Pour une bonne œuvre !
C’est à une œuvre de charité, le Secours catholique, que la veuve du célèbre cinéaste, décédée en mars 2011, a choisi de léguer la collection d’œuvres d’art formée principalement par son époux. C’est donc aux plus déshérités que cette catholique fervente a pensé et c’est Christie’s qui se chargera de la dispersion de ce qui n’est pas une vente de charité au sens strict du terme, soit une vente où des lots plus ou moins valables sont rassemblés pour être vendus à l’encan pour une bonne cause. Tout au contraire, il s’agit d’une vente traditionnelle d’une collection privée dont le produit ira dans les caisses d’une bonne œuvre.
Clouzot
Réalisateur du Salaire de la peur en 1952, le cinéaste est décrit dans le catalogue de la vente comme un « formidable créateur d’atmosphères ». Disparu en 1977, il laisse quelques autres films passés à la postérité, comme Les diaboliques, L’assassin habite au 21 ou encore Quai des Orfèvres. Né en 1907, Clouzot s’intéressa jeune aux arts plastiques, notamment grâce à son oncle et parrain, conservateur au Palais Galliera, qui lui servira de guide dans le domaine des arts premiers et de l’avant-garde.
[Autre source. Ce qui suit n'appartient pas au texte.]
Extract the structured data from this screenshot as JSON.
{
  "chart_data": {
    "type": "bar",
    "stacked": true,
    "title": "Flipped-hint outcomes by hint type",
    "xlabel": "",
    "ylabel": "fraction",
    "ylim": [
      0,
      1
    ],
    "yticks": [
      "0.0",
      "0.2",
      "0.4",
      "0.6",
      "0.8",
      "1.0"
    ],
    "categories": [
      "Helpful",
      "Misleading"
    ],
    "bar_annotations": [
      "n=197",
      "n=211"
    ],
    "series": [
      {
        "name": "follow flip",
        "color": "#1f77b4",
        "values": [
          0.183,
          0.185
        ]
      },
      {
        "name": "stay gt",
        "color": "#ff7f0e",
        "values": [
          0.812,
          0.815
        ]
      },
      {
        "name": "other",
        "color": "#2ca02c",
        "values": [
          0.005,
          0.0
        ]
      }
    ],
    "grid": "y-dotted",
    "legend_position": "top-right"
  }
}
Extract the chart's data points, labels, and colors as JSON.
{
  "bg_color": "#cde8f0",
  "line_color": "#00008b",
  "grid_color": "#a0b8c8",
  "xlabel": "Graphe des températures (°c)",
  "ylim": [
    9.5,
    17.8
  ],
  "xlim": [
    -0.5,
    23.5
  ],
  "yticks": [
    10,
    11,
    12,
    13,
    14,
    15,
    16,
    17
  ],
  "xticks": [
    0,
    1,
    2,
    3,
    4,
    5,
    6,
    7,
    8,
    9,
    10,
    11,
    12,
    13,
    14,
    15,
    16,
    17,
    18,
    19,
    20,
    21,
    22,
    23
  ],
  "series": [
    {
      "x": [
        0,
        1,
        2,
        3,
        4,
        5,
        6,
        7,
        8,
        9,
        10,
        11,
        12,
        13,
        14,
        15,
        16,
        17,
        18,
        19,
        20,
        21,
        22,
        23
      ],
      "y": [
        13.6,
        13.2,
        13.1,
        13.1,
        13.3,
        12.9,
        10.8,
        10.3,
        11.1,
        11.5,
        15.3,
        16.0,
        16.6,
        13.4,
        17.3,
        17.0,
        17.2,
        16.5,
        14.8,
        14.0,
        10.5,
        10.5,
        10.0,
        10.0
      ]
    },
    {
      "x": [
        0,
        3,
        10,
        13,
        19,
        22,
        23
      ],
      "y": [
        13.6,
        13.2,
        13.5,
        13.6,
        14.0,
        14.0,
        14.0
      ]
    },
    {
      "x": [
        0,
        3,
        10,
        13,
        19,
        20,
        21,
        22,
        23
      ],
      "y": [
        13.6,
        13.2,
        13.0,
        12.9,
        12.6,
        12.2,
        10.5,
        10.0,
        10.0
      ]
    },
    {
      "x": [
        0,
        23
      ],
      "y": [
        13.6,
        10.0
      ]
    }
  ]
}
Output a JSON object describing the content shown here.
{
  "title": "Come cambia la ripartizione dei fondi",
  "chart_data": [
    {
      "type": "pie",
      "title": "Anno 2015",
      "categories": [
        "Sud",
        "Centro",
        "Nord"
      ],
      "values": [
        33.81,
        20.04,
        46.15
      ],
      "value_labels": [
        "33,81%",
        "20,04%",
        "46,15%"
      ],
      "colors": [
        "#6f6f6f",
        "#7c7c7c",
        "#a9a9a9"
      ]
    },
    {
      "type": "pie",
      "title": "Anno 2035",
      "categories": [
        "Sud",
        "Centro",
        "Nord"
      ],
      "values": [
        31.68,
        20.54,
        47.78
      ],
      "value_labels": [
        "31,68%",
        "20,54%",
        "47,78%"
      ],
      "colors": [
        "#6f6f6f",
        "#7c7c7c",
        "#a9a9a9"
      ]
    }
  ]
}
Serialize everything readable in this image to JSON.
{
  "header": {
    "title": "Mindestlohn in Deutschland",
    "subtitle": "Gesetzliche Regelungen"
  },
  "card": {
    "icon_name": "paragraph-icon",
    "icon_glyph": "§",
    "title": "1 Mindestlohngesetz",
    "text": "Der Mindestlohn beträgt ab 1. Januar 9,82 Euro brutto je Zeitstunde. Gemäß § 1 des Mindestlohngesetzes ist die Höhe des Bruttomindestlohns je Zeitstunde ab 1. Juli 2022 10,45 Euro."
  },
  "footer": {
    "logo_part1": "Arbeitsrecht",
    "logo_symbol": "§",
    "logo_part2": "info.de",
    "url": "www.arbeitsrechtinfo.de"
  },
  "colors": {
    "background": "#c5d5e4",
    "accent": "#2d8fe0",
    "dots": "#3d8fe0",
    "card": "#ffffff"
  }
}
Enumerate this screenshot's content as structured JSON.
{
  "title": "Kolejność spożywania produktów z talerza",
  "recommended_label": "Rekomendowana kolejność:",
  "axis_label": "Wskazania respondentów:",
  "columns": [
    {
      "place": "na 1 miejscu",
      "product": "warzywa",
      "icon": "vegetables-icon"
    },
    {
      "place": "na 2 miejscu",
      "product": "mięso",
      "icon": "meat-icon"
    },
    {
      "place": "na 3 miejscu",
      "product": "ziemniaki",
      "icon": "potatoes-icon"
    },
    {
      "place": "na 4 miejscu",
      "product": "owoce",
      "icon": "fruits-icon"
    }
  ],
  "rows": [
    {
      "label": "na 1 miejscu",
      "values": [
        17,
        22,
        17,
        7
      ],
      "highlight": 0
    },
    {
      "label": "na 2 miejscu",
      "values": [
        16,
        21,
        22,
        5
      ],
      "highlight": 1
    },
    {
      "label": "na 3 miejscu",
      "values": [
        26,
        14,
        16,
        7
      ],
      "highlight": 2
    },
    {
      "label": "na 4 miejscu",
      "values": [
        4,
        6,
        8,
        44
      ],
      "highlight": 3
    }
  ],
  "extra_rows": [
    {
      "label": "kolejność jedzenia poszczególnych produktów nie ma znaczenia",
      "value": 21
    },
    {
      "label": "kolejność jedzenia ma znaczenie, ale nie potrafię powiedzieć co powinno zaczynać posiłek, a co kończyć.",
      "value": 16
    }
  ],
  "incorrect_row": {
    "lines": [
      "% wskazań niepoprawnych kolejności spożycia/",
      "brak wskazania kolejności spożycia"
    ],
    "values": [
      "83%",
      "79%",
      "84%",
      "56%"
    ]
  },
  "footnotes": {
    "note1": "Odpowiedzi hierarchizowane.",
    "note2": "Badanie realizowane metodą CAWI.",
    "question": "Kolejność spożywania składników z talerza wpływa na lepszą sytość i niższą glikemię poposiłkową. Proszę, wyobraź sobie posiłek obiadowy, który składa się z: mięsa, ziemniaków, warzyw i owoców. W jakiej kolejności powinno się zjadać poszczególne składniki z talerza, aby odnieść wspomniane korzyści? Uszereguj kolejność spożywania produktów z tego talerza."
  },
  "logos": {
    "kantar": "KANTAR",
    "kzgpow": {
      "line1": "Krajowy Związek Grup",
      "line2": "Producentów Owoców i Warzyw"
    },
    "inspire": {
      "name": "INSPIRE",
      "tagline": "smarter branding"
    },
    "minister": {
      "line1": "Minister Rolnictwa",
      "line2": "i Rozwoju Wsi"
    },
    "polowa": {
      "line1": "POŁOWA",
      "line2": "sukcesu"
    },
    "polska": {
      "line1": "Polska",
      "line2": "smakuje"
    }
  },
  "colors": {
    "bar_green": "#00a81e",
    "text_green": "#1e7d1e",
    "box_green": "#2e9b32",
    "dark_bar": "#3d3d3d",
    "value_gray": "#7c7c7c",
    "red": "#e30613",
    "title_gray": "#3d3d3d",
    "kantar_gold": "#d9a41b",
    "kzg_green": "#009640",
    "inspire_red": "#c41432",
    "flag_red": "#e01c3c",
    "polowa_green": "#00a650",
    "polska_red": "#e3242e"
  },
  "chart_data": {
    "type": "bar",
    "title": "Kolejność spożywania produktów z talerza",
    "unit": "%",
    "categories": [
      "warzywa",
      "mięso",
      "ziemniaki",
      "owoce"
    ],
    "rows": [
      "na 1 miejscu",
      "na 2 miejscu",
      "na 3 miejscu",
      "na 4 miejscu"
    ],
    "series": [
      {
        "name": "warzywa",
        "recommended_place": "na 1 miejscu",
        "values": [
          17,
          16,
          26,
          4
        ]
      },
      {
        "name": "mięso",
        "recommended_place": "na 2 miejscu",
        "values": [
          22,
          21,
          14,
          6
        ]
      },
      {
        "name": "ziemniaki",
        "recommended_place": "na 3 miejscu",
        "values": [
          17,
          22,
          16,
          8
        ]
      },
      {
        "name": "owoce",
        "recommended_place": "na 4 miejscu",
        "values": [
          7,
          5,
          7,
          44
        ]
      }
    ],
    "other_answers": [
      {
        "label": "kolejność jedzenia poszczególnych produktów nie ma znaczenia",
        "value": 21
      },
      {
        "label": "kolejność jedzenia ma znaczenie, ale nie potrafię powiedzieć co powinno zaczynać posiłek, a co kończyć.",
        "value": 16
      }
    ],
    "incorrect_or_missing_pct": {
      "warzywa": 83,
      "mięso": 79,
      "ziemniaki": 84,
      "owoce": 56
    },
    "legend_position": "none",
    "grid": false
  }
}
C’est ainsi qu’il rencontra Picasso dans les années 1920, une amitié qui dura cinquante ans avec, bien entendu, étant donné le caractère du maître espagnol, des hauts et des bas.
Plusieurs œuvres sur papier de Picasso font partie de la vente, mais il ne s’agit pas là des pièces les plus importantes du catalogue. La pièce de résistance est en effet un important tableau de Dubuffet peint en 1950 et intitulé Femina dulce malum (Corps de dame taché de rouille et de lilas). Il est estimé entre 1.000.000 et 1.500.000 euros. On peut d’ailleurs le voir dans un des opus du cinéaste, La prisonnière, un film de 1968 avec dans le rôle principal Laurent Terzieff. Dans le même long-métrage, l’on peut apercevoir deux statuettes africaines qui seront quant à elles incluses dans la vente d’art africain et océanien du 11 décembre prochain à Paris.
Colombe d’Or
Inconditionnel du célèbre restaurant de Saint-Paul-de-Vence, la Colombe d’Or, Henri-Georges Clouzot s’y voit gratifié d’une petite maison dans le jardin. Il en sera le pensionnaire pendant quinze ans.
C’est là qu’il préparera ses films et qu’il s’adonnera à sa seconde passion, la peinture. Si son talent dans cette discipline est finalement assez relatif, cet intérêt pour les beaux-arts a eu, selon les spécialistes, un retentissement sur son art de filmer, particulièrement lorsqu’il passa à la pellicule en couleur, où il réalisa quelques expérimentations, notamment avec Romy Schneider. De l’époque de la Colombe d’Or date de nombreuses acquisitions, parmi lesquelles une huile de Soulages (estimation de 200.000 à 300.000 euros) ainsi que des œuvres d’artistes abstraits de l’après-guerre comme Roger Bissière, Alfred Manessier ou encore Maria Helena Vieira da Silva…
Le mystère Picasso
Autre preuve de sa passion pour les arts plastiques, le documentaire que Clouzot a tourné sur Picasso.
Intitulé Le mystère Picasso, ce film réalisé en 1955 et qui dure 78 minutes est célèbre pour avoir montré l’artiste au travail, notamment en capturant son processus créatif au départ du revers d’une toile sur laquelle il dessine au moyen de feutres nouvellement importés des Etats-Unis et qui ont la particularité de la transpercer, voire en le filmant par transparence peignant sur un panneau de verre. Clouzot invente ici une nouvelle manière de documenter le travail d’un artiste, loin de la biographie classique des documentaires de l’époque. Il s’agit ici d’une autre dimension du cinéaste que cette vente permet de rappeler.